Lawmakers call for tougher Allied action against security threat from corruption

20 November 2022

Lawmakers from the NATO Parliamentary Assembly appealed to Alliance governments Saturday to intensify domestic and international efforts to fight corruption. They warned that Russia and other authoritarian states use graft to undermine governments and subvert democracy.

“Malicious actors like Russia employ corruption as a tool of statecraft,” British Member of Parliament Harriett Baldwin told the Assembly’s Economic and Security Committee (ESC).  “The Kremlin routinely uses corruption to create a docile and complicit elite at home and to weaken states along or near its borders.”

Baldwin authored a draft resolution adopted by the ESC that called for “a collective effort to insulate Allies, partners, and the democratic world more generally from the nefarious influence of corruption.”

The resolution is due to be adopted Monday by the entire Assembly at the end its four-day annual session, held this year in Madrid. Among a series of concrete recommendations, it calls on governments to close legal loopholes facilitating money laundering; to monitor cryptocurrency markets for illegal activity; and establish a Centre for Democratic Resilience at NATO Headquarters.

The opening day of the Madrid meeting was marked by Assembly members expressing unwavering support for Ukraine’s resistance to illegal Russian aggression. However, the close to 300 lawmakers from NATO and partner countries also debated a range of other key security issues. 

A report by Polish lawmaker Michal Szczerba warned that Russia’s unprovoked attack on Ukraine risks increasing instability and polarisation in the Western Balkans. To counter that threat, NATO and the European Union should boost ties with countries in the region and advance their Euro-Atlantic integration. 
“NATO should consider enhancing its military presence in the Western Balkans to deter aggression and violence at a moment of extreme international tension,” Szczerba wrote. “A strong signal needs to be sent that the region’s stability remains a vital interest of the transatlantic community […] and that Russia and its proxies will not be allowed to destabilise this important part of Europe.”

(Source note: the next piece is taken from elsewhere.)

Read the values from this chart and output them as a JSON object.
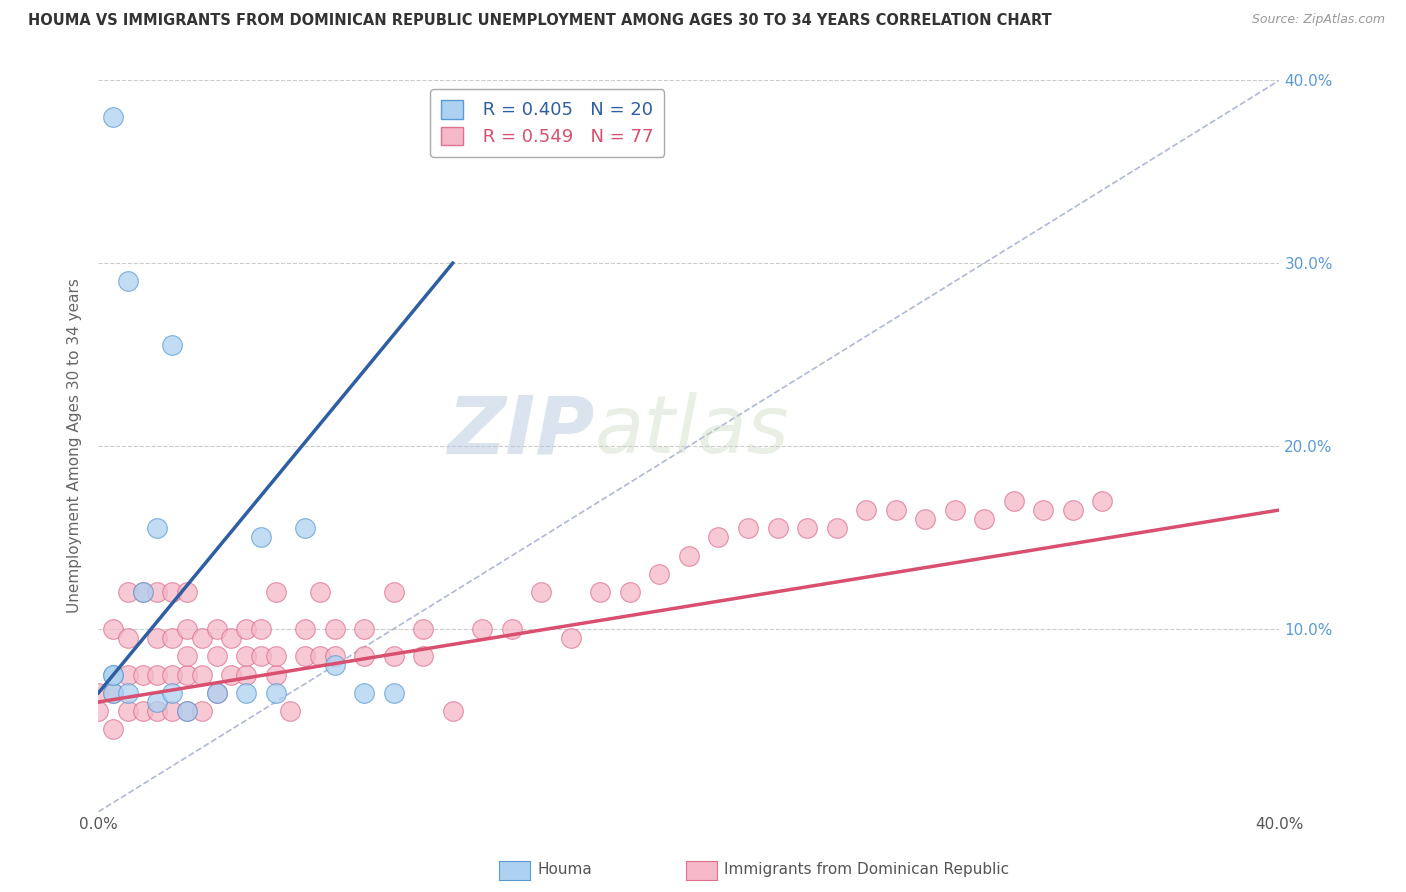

Delegates shared the view that Russia’s invasion of Ukraine underscores why NATO and Allied resources and the Alliance’s new Strategic Concept have to be focused on defence and deterrence in Europe. At the same time a report presented by Portuguese member Marcos Perestrello de Vasconcellos cautioned the Allies not to lose sight of “the global strategic pivot to the Indo-Pacific.” 

The report noted that NATO’s approach in the region will remain concentrated on enhanced partnerships with like-minded democracies, especially Australia, Japan, South Korea and New Zealand. Relations with China will, however, also loom large. 

“Allies must reduce their strategic dependency on China,” Perestrello de Vasconcellos wrote, referencing economic supply chains and Chinese investments in critical infrastructure. 

At the same time, dialogue with Beijing should be maintained in areas such as arms control, peacekeeping, climate change, Afghanistan and denuclearisation in the Korean peninsula.

Supply chain concerns in the wake of the COVID-19 pandemic and Russia’s war on Ukraine were taken up more broadly in a report by Turkish legislator Faik Oztrak

As Allies seek more economic autonomy to reduce dependency in strategic sectors, he cautioned against killing “the golden goose of broadly shared prosperity that free trade and open markets generate.”

“None of this should mean the end of the open trading system, but as regards critical technologies and products: ‘buying NATO’ probably makes more economic sense than over-relying on strategic competitors or ‘buying national’,” Oztrak told the ESC.

Despite successful efforts by Allies and partners, terrorism remains a persistent, complex and evolving threat to the citizens and security of NATO nations, warned French lawmaker Jean-Charles Larsonneur.

“Russia is the principal threat to Euro-Atlantic security today. Terrorism, however, remains the main asymmetrical challenge,” he wrote in a draft report adopted by the Defence and Security Committee. “While Allies focus on […] their collective defence and deterrence posture today, they maintain a constant vigilance regarding the evolution of the terrorist threat.”

The report recommended increased intelligence sharing, including among Allies’ homeland security agencies; continued support for kinetic counterterrorism operations; and backing multilateral efforts by the United Nations, European Union, African Union and other organisations to address the roots causes of terrorism. 

Preserving a space for humanitarian action is another area where the Alliance can enhance security, argued a report drafted by Belgian Senator Rodrigue Demeuse

Humanitarian action “plays a fundamental role in stabilising countries and regions in conflict and thus, by extension, in ensuring the security of the Alliance,” he wrote. “It is therefore imperative that Allied countries and NATO take additional measures to improve the security of humanitarian actors and remove barriers that prevent them from assisting populations in need.”